Cancer came at the most inopportune time – after I had moved 3,000 miles from home to start a cacao farm on an island in the middle of the Pacific. After the bailout contracted my local economy and plummeted the value of my newly-planted dream property on said island. After my online business closed its doors, and before I realized I had crap health insurance that would not cover $250,000 of my medical bills. Yes, cancer was… inopportune, to say the least. Life gave me the ultimate lemon – a body that was not what I signed up for. A battle I hadn’t signed up for. Disappointment after disappointment – unrelenting unmet expectations, for weeks and weeks, until I looked around at all the lemons I had been dealt and realized that if I didn’t start making lemonade, life was going to get even more bitter. So I sought out other people who knew what it was like to have a chest port, who knew what it was like to lose your hair, chunk by agonizing chunk. I met women who were much, much stronger than me – and ones who were weaker, angrier, and more self-pitying. I woke up one day, dazed, and realized I had survived.

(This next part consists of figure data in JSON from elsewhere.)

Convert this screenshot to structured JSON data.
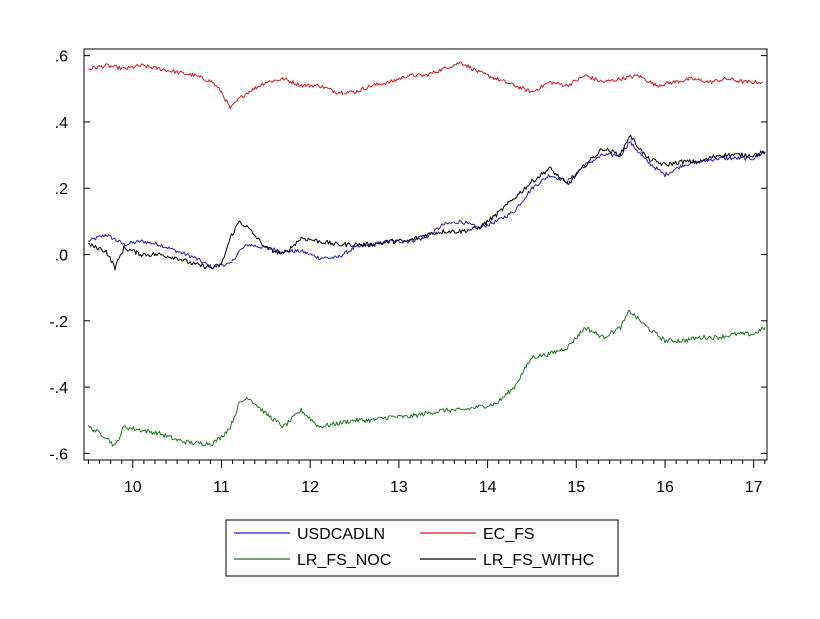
{
  "chart_data": {
    "type": "line",
    "title": "",
    "xlabel": "",
    "ylabel": "",
    "xlim": [
      9.45,
      17.15
    ],
    "ylim": [
      -0.62,
      0.62
    ],
    "x_ticks": [
      10,
      11,
      12,
      13,
      14,
      15,
      16,
      17
    ],
    "x_tick_labels": [
      "10",
      "11",
      "12",
      "13",
      "14",
      "15",
      "16",
      "17"
    ],
    "y_ticks": [
      0.6,
      0.4,
      0.2,
      0.0,
      -0.2,
      -0.4,
      -0.6
    ],
    "y_tick_labels": [
      ".6",
      ".4",
      ".2",
      ".0",
      "-.2",
      "-.4",
      "-.6"
    ],
    "grid": false,
    "legend_position": "bottom",
    "series": [
      {
        "name": "USDCADLN",
        "color": "#1f1fbf",
        "x": [
          9.5,
          9.7,
          9.9,
          10.1,
          10.3,
          10.5,
          10.7,
          10.9,
          11.0,
          11.1,
          11.2,
          11.3,
          11.5,
          11.7,
          11.9,
          12.1,
          12.3,
          12.5,
          12.7,
          12.9,
          13.1,
          13.3,
          13.5,
          13.7,
          13.9,
          14.1,
          14.3,
          14.5,
          14.7,
          14.9,
          15.1,
          15.3,
          15.5,
          15.6,
          15.8,
          16.0,
          16.2,
          16.4,
          16.6,
          16.8,
          17.0,
          17.13
        ],
        "y": [
          0.04,
          0.06,
          0.03,
          0.04,
          0.03,
          0.01,
          -0.01,
          -0.04,
          -0.03,
          -0.03,
          0.01,
          0.03,
          0.02,
          0.01,
          0.01,
          -0.01,
          -0.01,
          0.02,
          0.03,
          0.04,
          0.04,
          0.05,
          0.09,
          0.1,
          0.08,
          0.1,
          0.13,
          0.2,
          0.24,
          0.22,
          0.27,
          0.3,
          0.3,
          0.34,
          0.28,
          0.24,
          0.27,
          0.28,
          0.29,
          0.29,
          0.29,
          0.31
        ]
      },
      {
        "name": "EC_FS",
        "color": "#d01818",
        "x": [
          9.5,
          9.7,
          9.9,
          10.1,
          10.3,
          10.5,
          10.7,
          10.9,
          11.0,
          11.1,
          11.2,
          11.3,
          11.5,
          11.7,
          11.9,
          12.1,
          12.3,
          12.5,
          12.7,
          12.9,
          13.1,
          13.3,
          13.5,
          13.7,
          13.9,
          14.1,
          14.3,
          14.5,
          14.7,
          14.9,
          15.1,
          15.3,
          15.5,
          15.7,
          15.9,
          16.1,
          16.3,
          16.5,
          16.7,
          16.9,
          17.1
        ],
        "y": [
          0.56,
          0.57,
          0.56,
          0.57,
          0.56,
          0.55,
          0.54,
          0.52,
          0.49,
          0.44,
          0.47,
          0.49,
          0.52,
          0.53,
          0.51,
          0.51,
          0.49,
          0.49,
          0.51,
          0.52,
          0.54,
          0.54,
          0.56,
          0.58,
          0.55,
          0.53,
          0.51,
          0.49,
          0.52,
          0.51,
          0.54,
          0.52,
          0.53,
          0.54,
          0.51,
          0.52,
          0.53,
          0.52,
          0.53,
          0.52,
          0.52
        ]
      },
      {
        "name": "LR_FS_NOC",
        "color": "#1a7a1a",
        "x": [
          9.5,
          9.7,
          9.8,
          9.9,
          10.1,
          10.3,
          10.5,
          10.7,
          10.9,
          11.0,
          11.1,
          11.2,
          11.3,
          11.5,
          11.7,
          11.9,
          12.1,
          12.3,
          12.5,
          12.7,
          12.9,
          13.1,
          13.3,
          13.5,
          13.7,
          13.9,
          14.1,
          14.3,
          14.5,
          14.7,
          14.9,
          15.1,
          15.3,
          15.5,
          15.6,
          15.8,
          16.0,
          16.2,
          16.4,
          16.6,
          16.8,
          17.0,
          17.13
        ],
        "y": [
          -0.52,
          -0.55,
          -0.58,
          -0.52,
          -0.53,
          -0.54,
          -0.56,
          -0.57,
          -0.57,
          -0.55,
          -0.52,
          -0.45,
          -0.43,
          -0.48,
          -0.52,
          -0.47,
          -0.52,
          -0.51,
          -0.5,
          -0.5,
          -0.49,
          -0.49,
          -0.48,
          -0.47,
          -0.47,
          -0.46,
          -0.45,
          -0.4,
          -0.31,
          -0.3,
          -0.28,
          -0.22,
          -0.25,
          -0.22,
          -0.17,
          -0.22,
          -0.26,
          -0.26,
          -0.25,
          -0.25,
          -0.24,
          -0.24,
          -0.22
        ]
      },
      {
        "name": "LR_FS_WITHC",
        "color": "#000000",
        "x": [
          9.5,
          9.7,
          9.8,
          9.9,
          10.1,
          10.3,
          10.5,
          10.7,
          10.9,
          11.0,
          11.1,
          11.2,
          11.3,
          11.5,
          11.7,
          11.9,
          12.1,
          12.3,
          12.5,
          12.7,
          12.9,
          13.1,
          13.3,
          13.5,
          13.7,
          13.9,
          14.1,
          14.3,
          14.5,
          14.7,
          14.9,
          15.1,
          15.3,
          15.5,
          15.6,
          15.8,
          16.0,
          16.2,
          16.4,
          16.6,
          16.8,
          17.0,
          17.13
        ],
        "y": [
          0.03,
          0.01,
          -0.04,
          0.02,
          0.0,
          0.0,
          -0.01,
          -0.03,
          -0.04,
          -0.03,
          0.05,
          0.1,
          0.08,
          0.02,
          0.0,
          0.05,
          0.04,
          0.03,
          0.03,
          0.03,
          0.04,
          0.04,
          0.06,
          0.07,
          0.07,
          0.08,
          0.12,
          0.17,
          0.22,
          0.26,
          0.21,
          0.27,
          0.32,
          0.3,
          0.36,
          0.29,
          0.27,
          0.28,
          0.28,
          0.3,
          0.3,
          0.3,
          0.31
        ]
      }
    ]
  }
}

Survivorship is more than just making it through treatment, though. Life after a cancer diagnosis is both harder and easier than life after remission. Because now that you’ve fought for your life and won, what are you going to do with it? Are you glad you survived? Are you glad you didn’t use cancer as a convenient way to check out and end this struggle that life really is, always, all the time? Life isn’t easier because you survived. It’s harder, because anytime someone Googles you, they might find a picture of your bald head on Flickr, a Tweet about Chemo #4, a Facebook status update celebrating your cancer-free status. In a tough economy, that can be the difference between an interview and a reject pile. Or, maybe, when you see a woman with a fresh port scar, it can be the difference between someone feeling incredibly alone in their fight, or feeling incredibly fortunate to have a sister who’s been there too. Survivorship can mean being a candle in the darkness, whether you like it or not.
What changed because I was a survivor, strangely, was my awareness of time. From the moment my oncologist said, “Because you’re Triple Negative, you cannot take anything (like Herceptin or Tamoxifen) to keep your cancer from coming back,” I realized that this window we have here on earth IS just a window. An hourglass. Sealed at the top, sealed at the bottom. I felt like Dorothy, sitting in the Witch’s castle, watching the minutes of my life run out, like sand in an irreversible hourglass. What’s sad is that EVERYONE’s life is an hourglass, but cancer made me SEE it for the first time. When you survive something that threatens your life, it forces you to ask yourself, “Are you going to get busy living, or get busy dying?” I got busy living, and it has been the essence of my survivorship.